Thursday, October 2, 2008

Dealer takes all

I had a little car emergency last week. Young Son and I were headed out on our regular weekday morning business when Old Green, my '97 Camry, decided it wasn't going to start. Fueled by sheer hysteria, I kept cranking, and after a couple of curse-laced moments the engine graced me by starting. Too terrified to turn it engine off, I dropped off Young Son and drove straight to The Dealership.

I must confess: I hate The Dealership. They are the only Toyota dealer in town. I know they overcharge and oversell, but since I don't speak the magic language of automobile repair, I've lacked the confidence to strike out into the wilderness of independent shops. Call me whatever, but I do believe my congenital lack of a Y chromosome does still, even in 2008, put me at a disadvantage in that culture. So even though The Dealership repelled me, I reasoned that they would not risk losing me as a potential future car buyer by totally screwing me over.

Hey, I didn't say it was sound reasoning.

En route I had a phonecon with Mr. B, who grew up in an old-timey service station way back when they used to milk the dinosaurs to get the gas for the pumps. He suggested it could be a problem with the starter. I relayed that info to the service rep at The Dealership, trying hard to act like I understood what was coming out of my mouth. The rep opened my tab for the day with the $100 diagnostic charge, hooked me up with a ride to work, and sent me on my way.

Didn't take too long to get The Call. As predicted, there were contacts in the starter that needed to be replaced. Yes, they could do it that day. Of course there was a list of other 'recommended' maintenance items long enough to make my eyes glaze over and costly enough to make my bowels move. Somehow I mustered enough spine to decline.

I picked up the car after work and was greeted with a $400 total and a detailed explanation of the other recommended items. The rep said it looked like the water pump had been leaking and should be replaced soon, and if you do the water pump of course you should do the timing belt, which was about due anyway. The total for that plus a coolant flush (which I knew I needed) was $830. And, BTW, that oil leak I had mentioned to him was coming from the valve cover gasket, which could be fixed for the low, low price of $170. Compared to the $830, that didn't seem too bad. And it brought the total to a nice round $1000 -- gak! Pale and shaking, I paid The Dealership its $400 and got the hell out of there.

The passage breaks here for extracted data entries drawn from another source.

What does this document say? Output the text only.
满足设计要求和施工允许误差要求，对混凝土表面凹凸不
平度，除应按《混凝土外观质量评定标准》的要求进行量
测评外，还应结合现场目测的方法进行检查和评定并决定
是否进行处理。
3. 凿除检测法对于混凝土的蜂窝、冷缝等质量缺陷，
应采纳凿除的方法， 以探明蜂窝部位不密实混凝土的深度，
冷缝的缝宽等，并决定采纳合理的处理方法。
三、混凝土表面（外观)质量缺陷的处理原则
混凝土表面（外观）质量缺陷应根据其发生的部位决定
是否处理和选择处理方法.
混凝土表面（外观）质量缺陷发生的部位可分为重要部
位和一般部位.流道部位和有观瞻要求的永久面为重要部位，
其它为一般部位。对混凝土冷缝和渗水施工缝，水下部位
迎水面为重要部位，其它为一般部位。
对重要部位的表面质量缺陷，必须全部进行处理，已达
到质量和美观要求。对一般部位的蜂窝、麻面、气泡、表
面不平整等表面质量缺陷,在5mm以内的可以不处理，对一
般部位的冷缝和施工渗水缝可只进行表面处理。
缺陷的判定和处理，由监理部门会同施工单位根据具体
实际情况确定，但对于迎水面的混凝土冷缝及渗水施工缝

The water pump thing kind of freaked me out -- I felt I had to get it taken care of pronto but shitting a grand was an issue. Then there were the large steaming wads of contempt I feel for The Dealership and their brand-new fancy super-facility with coffee bar and marble floors and Scion showroom and luxurious waiting area. I really really didn't want to reward them and their predatory practices with another chunk of cash. It was time to face my fears and look at going out on the town.

Mr B, knowledgeable in the ways of things automotive-ish, suggested, where you can read customer reviews of local garages. It didn't take long to find a shop nearby with recent (glowing) reviews and a certified Toyota Guy. I called on Tuesday; they had an appointment open today. We dropped off the car last night and and I can't express how heartened I was by the sight of a humble red building that looked like a real garage, with nary a coffee bar or marble floor in sight. Even Mr. B gave it the nod of approval, and he should know.I slipped the envelope with my key through the old-school mail slot in the front door, and smiled. I slept well.

I just got The Call. And guess what? My water pump isn't leaking. I can get another 10K miles out of my timing belt. Yeah, my coolant looks like coffee, but it'll only cost $60 to flush-and-fill, less than half of what the dealership quoted me. The valve cover gasket? They can fix it for $85, compared to $165 at the dealership.

So instead of $1000, my bill today will be less than $200 all told. Around the end of the year, when it comes time to deal with the timing belt and water pump, I'll be dropping Old Green at the shabby yet tidy red building. And even if they charge the same price as The Dealership, I will write that check with a big fat smile on my face and a song in my heart.

Here's a hearty 'fuck you and the marble floors you sit on', Dealership!


  1. Woo hoo! way to find an independant garage that won't hose you! I'm EXACTLY the same way with our local toyota dealership....hate them, don't trust them. But after a BAD experience of "striking out on my own" for car repairs about 20 years ago when I thought it was just "routine" maintenance and would only take an hour or two, my car was in the shop for the entire day...and I sat in the shop the entire day, only to find that the bill was HUGE, they never asked me for the go ahead to do all the repairs, and I was stuck without transportation. I remember having to get a taxi to the university where J was doing homework (about a 30 minute drive), so he could come back with me a raise h*ll. sigh. I hate car repairs. I'll have to check out that site to see if they list anything north of the border.

  2. It's unscientific (very un-like me), but much like mustard is a major clue to a quality restaurant hamburger, good mechanics 1) will tell you when work is NOT needed and 2) actually do things for free. The bastages at the dealer charged Liz $50 to 'service' her battery when the thing is a sealed unit. My last well-liked mechanic cleaned my corroded battery terminals gratis. The Car Talk thing seems to have worked for us this time.